Un vieux jardin cerclé de murets chargés d'ans, tout frémissant d'abeilles,
laissé à l'abandon,
riche d'herbes variées et d'arbres sombres qui est le paradis des oiseaux.
Il y sont les maîtres. Et ce n'est pas le moindre parfum de ce lieu merveilleux
où le seul chant du rossignol suffit à rendre plus beau et plus profond
un silence d'herbes où bronzent, dans un rayon d'or, la mouche bleue, la guêpe et le taon.
C'est une vie pleine de merveilles comme celle de jadis au fin fond de notre mémoire.
La musique du silence et celle de l'oiseau restent en dehors du temps.

Mais lorsque revient la nuit sur le monde,
c'est encore l'oiseau du jardin qui va chanter.
Vie, seule présence dans l'ombre épaisse,
le ruisseau dévale de son eau chantante,
comme pour l'enluminer à la clarté de la lune.
C'est la fraîcheur de la feuille qui boit la nuit,
le reflet de l'arbre percé par les rais humides du ciel.
Soutenu au fin fond du firmament par le grand souffle,
lent et puissant de la terre, le chant des grillons est l'adagio des ténèbres,
le chant surgi du coeur de toute chair vivante,
et qui rassemble la paix de la voûte étoilée.

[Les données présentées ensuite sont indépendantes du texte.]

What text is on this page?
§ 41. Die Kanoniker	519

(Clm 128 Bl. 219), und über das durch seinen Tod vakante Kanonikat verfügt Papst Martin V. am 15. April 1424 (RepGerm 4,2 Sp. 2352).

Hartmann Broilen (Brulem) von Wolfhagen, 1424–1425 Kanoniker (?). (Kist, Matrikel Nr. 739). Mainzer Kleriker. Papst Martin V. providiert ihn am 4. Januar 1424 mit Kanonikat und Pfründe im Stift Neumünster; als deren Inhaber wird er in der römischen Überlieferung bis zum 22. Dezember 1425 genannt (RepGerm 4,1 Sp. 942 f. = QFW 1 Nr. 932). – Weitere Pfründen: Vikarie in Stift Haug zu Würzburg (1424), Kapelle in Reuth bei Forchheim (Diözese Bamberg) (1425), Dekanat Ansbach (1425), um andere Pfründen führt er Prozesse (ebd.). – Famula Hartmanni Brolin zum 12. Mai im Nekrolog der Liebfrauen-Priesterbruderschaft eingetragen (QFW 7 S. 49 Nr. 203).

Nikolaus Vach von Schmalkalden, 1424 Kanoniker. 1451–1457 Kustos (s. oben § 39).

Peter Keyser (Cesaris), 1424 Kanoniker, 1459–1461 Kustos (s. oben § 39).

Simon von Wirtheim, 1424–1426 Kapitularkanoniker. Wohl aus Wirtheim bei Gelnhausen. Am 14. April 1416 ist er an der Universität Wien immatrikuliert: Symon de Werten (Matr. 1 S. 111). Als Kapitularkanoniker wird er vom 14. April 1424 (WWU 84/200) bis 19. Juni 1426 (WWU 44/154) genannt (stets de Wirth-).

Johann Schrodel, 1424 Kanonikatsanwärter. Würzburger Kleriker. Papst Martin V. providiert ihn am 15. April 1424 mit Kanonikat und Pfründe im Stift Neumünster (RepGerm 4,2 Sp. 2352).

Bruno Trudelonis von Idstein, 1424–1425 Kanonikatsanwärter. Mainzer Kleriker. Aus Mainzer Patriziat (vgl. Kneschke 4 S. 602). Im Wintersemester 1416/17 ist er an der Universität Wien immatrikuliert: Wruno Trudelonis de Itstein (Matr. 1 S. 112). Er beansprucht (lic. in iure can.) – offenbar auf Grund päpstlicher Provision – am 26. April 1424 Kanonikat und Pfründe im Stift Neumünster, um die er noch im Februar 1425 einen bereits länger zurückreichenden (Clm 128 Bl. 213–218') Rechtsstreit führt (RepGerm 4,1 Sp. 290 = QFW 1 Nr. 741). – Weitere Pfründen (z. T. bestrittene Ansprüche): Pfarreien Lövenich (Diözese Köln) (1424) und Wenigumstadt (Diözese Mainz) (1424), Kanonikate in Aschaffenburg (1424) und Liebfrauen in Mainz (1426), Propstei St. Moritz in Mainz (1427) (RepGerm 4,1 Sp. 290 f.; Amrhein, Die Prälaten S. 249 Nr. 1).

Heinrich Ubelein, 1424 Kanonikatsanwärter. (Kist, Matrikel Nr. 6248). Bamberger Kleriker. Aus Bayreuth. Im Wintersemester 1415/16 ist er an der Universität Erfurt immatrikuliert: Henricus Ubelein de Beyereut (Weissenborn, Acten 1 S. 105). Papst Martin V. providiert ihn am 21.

Bientôt au lac voisin chantera le coeur des reinettes et celui du peuple de l'eau.
Viendra l'ombre toute frissonnante de ce chant.
Quel pas saura être suffisamment léger pour courir sans bruit
sur le fil de l'herbe souple et s'enivrer de la voix du chanteur,
sans couper ni rompre un tel enchantement lunaire ?

Je me souviens d'une nuit si claire où nous allâmes manger des cerises
sur un arbre aux feuilles luisantes.
les crêtes de l'herbe scintillaient sous la belle lumière de la lune.
Dans le jardin voisin, voix solitaire et aussi pure que le ciel,
le rossignol disait toute l'émotion de sa chair.
Les cerises étaient fraîches comme le gel. Le temps n'existait plus.
Nous étions perdus dans un monde de songes,
encerclés par ce fil lumineux et sombre par endroits,
ruisseau de chant coulant dans la nuit.

Max Rouquette Verd paradis (en occitan)
CRDP Montpellier 1993
Traduction : J. G. Riquelme


Max Rouquette (1908-2005) est le poète montpelliérain
qui a redonné ses lettres de noblesse à la poésie occitane
et a suscité son renouveau.
Grâce à lui, l' Occitanie peut s'enorgueillir d'une production poétique
très riche et de grande qualité.
Verd paradis est son oeuvre la plus connue :
il y retrace le paradis de l'enfance en communion avec la nature.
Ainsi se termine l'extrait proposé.